Almost losing the world paradoxically gave the world an exhilarating beauty, making it a place “charged with the grandeur of God,” as the poet Hopkins wrote. I made the films I wanted and ignored all professional advice—if I wanted to celebrate a digital book about the Vatican, then I’d do it. Combining a gorgeous girl with Scottish miserabilism was a way of dealing with the grief of a lost girlfriend (illness is murder on relationships). I held shots much longer than pros said I should, shot out of focus on purpose, and saw subconscious Jungian connections in things that others saw as just weird (or beautiful).
Then something strange happened. Models and actors I was putting in the videos began to get work. One woman landed a small extra role in a local production in Maryland, then went on to do commercials, including one for PBS. Every time I turned on Investigation Discovery I saw someone I’d shot. And Shaina Scott, a talented young singer, went on to American Idol—and from me to Alec Baldwin. And then Baldwin said he wanted to collaborate, to take him through an idea “shot by shot.” My pitch: a black and white short featuring Baldwin and his daughter Ireland. She’d be in the penthouse suite of a New York hotel reading William Blake’s illustrations of The Divine Comedy. He would be in St. Malachy’s the “actors’ chapel” in Times Square. Baldwin and Ireland would never be in the same room or the same shot. The film would speak for itself. “I may not be available re a Christmas leitmotif,” Baldwin wrote. “What else could we do? Graveyards of NY?” No, I replied. “Too clichéd.”

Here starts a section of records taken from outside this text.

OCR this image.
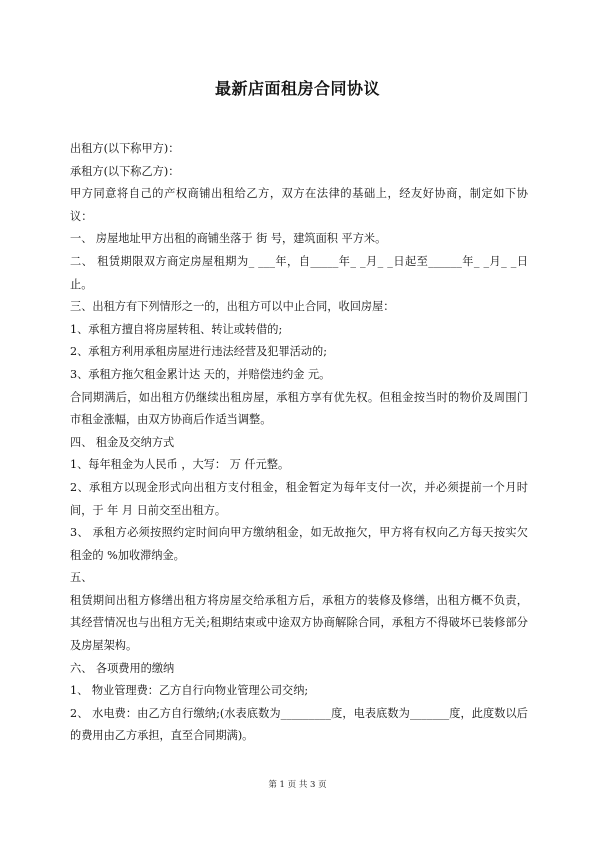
最新店面租房合同协议

出租方(以下称甲方)：

承租方(以下称乙方)：

甲方同意将自己的产权商铺出租给乙方，双方在法律的基础上，经友好协商，制定如下协议：

一、 房屋地址甲方出租的商铺坐落于 街 号，建筑面积 平方米。

二、 租赁期限双方商定房屋租期为_ ___年，自_____年_ _月_ _日起至______年_ _月_ _日止。

三、出租方有下列情形之一的，出租方可以中止合同，收回房屋：

1、承租方擅自将房屋转租、转让或转借的;

2、承租方利用承租房屋进行违法经营及犯罪活动的;

3、承租方拖欠租金累计达 天的，并赔偿违约金 元。

合同期满后，如出租方仍继续出租房屋，承租方享有优先权。但租金按当时的物价及周围门市租金涨幅，由双方协商后作适当调整。

四、 租金及交纳方式

1、每年租金为人民币 ，大写： 万 仟元整。

2、承租方以现金形式向出租方支付租金，租金暂定为每年支付一次，并必须提前一个月时间，于 年 月 日前交至出租方。

3、 承租方必须按照约定时间向甲方缴纳租金，如无故拖欠，甲方将有权向乙方每天按实欠租金的 %加收滞纳金。

五、

租赁期间出租方修缮出租方将房屋交给承租方后，承租方的装修及修缮，出租方概不负责，其经营情况也与出租方无关;租期结束或中途双方协商解除合同，承租方不得破坏已装修部分及房屋架构。

六、 各项费用的缴纳

1、 物业管理费：乙方自行向物业管理公司交纳;

2、 水电费：由乙方自行缴纳;(水表底数为_________度，电表底数为_______度，此度数以后的费用由乙方承担，直至合同期满)。

第 1 页 共 3 页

After a couple more messages we lost touch. When model and actor friends hear that story they get agitated, and say I should go up to New York and hunt him down. I have to explain that what brought me to Baldwin’s attention is the lack of ambitious chaos in my work. My brush with mortality allowed me to live in the present, and that Buddhist sensibility has informed whatever art I try and create. The ocean, light, a woman’s body—they’re all great works of art and their own reward. The films I made, and will make, will continue to be their own thing, not a stepping stone to something else or a ticket to Hollywood. I wouldn’t know what do when I got there anyway.